Angesichts der Trennung von Subjekt und Objekt sind die fundamentalen philosophischen Unterschiede entstanden.14 Dem Dualismus von Subjekt und Objekt entspricht derjenige von Ich und Welt. Die Welt, zu der auch mein eigener Körper gehört, lerne ich durch die Wahrnehmung unmittelbar passiv kennen. Durch den Denkprozess, den ich als eigenständiges Subjekt aktiv vollziehe, kann ich lernen, die Welt zu begreifen. Für die Erkenntnis der Wirklichkeit resultiert daraus ein Dualismus von Denken und Wahrnehmen.

Durch meine Denkaktivität kann ich zu dem übergreifenden Begriff vordringen, etwa dem Begriff Baum, den ich unabhängig davon bilde, was ich in der Welt an einzelnen Bäumen mit all ihrer Vielfalt an Formen und Farben wahrnehme.
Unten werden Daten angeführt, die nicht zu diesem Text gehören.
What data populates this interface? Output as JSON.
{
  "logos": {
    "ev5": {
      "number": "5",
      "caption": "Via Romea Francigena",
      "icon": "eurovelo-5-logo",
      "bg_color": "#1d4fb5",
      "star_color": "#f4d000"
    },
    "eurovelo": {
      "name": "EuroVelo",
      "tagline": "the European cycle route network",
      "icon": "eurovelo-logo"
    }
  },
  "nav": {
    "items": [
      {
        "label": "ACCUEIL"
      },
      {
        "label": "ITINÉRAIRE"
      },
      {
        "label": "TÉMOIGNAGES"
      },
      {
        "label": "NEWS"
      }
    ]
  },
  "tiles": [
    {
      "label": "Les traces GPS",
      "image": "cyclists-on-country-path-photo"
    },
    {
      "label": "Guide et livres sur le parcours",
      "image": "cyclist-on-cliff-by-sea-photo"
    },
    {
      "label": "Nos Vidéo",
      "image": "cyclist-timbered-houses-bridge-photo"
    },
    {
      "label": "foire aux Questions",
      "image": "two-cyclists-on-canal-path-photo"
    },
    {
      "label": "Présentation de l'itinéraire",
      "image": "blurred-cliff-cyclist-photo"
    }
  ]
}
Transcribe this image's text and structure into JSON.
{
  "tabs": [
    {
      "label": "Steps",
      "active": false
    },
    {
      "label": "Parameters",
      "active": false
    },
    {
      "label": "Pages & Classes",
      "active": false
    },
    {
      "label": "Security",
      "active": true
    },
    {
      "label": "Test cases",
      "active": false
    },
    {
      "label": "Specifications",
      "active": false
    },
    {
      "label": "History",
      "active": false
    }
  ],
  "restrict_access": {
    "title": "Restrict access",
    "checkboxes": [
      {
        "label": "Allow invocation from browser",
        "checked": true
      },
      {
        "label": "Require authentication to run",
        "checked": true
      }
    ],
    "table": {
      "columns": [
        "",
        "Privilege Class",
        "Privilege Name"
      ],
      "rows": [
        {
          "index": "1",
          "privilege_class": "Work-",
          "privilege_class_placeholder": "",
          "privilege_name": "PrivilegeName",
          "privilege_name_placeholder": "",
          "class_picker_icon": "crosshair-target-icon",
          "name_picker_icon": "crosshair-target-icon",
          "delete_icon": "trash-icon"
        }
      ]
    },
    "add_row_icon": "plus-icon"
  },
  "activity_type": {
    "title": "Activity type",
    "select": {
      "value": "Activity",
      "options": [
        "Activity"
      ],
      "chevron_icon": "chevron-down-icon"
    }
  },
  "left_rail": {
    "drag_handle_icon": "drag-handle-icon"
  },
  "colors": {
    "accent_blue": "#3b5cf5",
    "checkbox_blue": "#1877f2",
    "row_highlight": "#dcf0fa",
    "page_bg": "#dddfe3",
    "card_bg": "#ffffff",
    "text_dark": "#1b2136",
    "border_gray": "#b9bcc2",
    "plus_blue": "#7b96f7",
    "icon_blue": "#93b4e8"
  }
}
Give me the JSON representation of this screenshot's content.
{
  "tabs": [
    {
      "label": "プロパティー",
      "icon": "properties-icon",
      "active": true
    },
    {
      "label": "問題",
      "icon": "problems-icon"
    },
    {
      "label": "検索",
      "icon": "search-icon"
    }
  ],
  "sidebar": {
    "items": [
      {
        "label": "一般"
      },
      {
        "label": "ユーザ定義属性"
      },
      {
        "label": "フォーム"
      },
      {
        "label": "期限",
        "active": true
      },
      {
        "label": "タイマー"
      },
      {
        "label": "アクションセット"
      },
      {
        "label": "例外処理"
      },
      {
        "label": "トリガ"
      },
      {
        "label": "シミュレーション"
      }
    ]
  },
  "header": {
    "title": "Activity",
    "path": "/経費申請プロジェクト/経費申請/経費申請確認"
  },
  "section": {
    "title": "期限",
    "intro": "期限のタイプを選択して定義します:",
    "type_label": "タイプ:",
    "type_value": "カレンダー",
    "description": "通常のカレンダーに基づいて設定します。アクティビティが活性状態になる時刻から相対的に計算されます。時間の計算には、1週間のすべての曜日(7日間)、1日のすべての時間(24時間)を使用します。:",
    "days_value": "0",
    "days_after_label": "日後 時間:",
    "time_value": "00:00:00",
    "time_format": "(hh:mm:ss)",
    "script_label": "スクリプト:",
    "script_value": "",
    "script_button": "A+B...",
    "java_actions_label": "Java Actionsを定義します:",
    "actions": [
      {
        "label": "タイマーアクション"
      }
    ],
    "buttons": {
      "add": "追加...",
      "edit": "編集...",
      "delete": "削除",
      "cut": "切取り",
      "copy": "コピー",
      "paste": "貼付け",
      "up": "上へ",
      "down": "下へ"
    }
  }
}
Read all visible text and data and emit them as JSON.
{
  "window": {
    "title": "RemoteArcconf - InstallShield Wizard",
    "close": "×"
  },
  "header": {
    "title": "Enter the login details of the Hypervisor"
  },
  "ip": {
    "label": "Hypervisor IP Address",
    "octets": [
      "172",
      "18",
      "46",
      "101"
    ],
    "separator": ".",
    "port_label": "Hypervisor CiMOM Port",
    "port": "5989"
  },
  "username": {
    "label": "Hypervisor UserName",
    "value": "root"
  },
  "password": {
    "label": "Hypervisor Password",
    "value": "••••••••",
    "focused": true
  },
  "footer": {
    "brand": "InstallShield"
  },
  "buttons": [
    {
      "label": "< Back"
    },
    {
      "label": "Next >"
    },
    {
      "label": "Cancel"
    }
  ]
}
Das Wissen um diesen Unterschied in der Erkenntnis der Wirklichkeit hat sich kulturgeschichtlich verselbstständigt in dem Dualismus von Rationalismus und Empirismus. Immanuel Kant (1724–1804) hat eine Synthese zwischen beiden gesucht und ist doch im Gegensatz zwischen dem nicht zu erkennenden Ding an sich und den zu erkennenden Erscheinungen gefangen geblieben, dadurch hat er wesentlich unseren wissenschaftlichen Reduktionismus bestimmt. Hier sind die Folgen des Sündenfalls nicht aufgehoben, sondern verstärkt.15

Das Denken ist eher allgemein und unpersönlich, das Wahrnehmen hingegen besonders und persönlich, denn es ist gebunden an meinen eigenen Ort in der Wirklichkeit. Dies gilt auch für die Gefühle, denn Gefühle sind Wahrnehmungen von der Wirklichkeit in meiner Seele und meinem Leib, die ich als Erfahrungen am eigenen Ich erlebe. In meiner Angst etwa spüre ich eine Gefahr, die von außen kommt, einen Abgrund, der sich in der Wirklichkeit auftut, in meinem Ich. Und so kann ich – durch das starke Erleben – die Gefahr vertreiben. Indem ich Angst empfinde, erlebe ich das Objekt der Gefahr subjektiv, in meinem Subjekt. Obwohl hier schon von einer Vermischung gesprochen werden kann, was die Subjekt-Objekt-Spaltung anbelangt, gehören die Emotionen doch auf die Seite des Objektes: Ich erlebe das Objekt an mir und ich kann darüber nachdenken.16 Daraus resultiert auch ein Dualismus zwischen unpersönlicher Ratio und persönlicher Emotion, wie er sich dann im Gegensatz der kulturellen Strömungen von Aufklärung und Romantik verselbstständigt hat.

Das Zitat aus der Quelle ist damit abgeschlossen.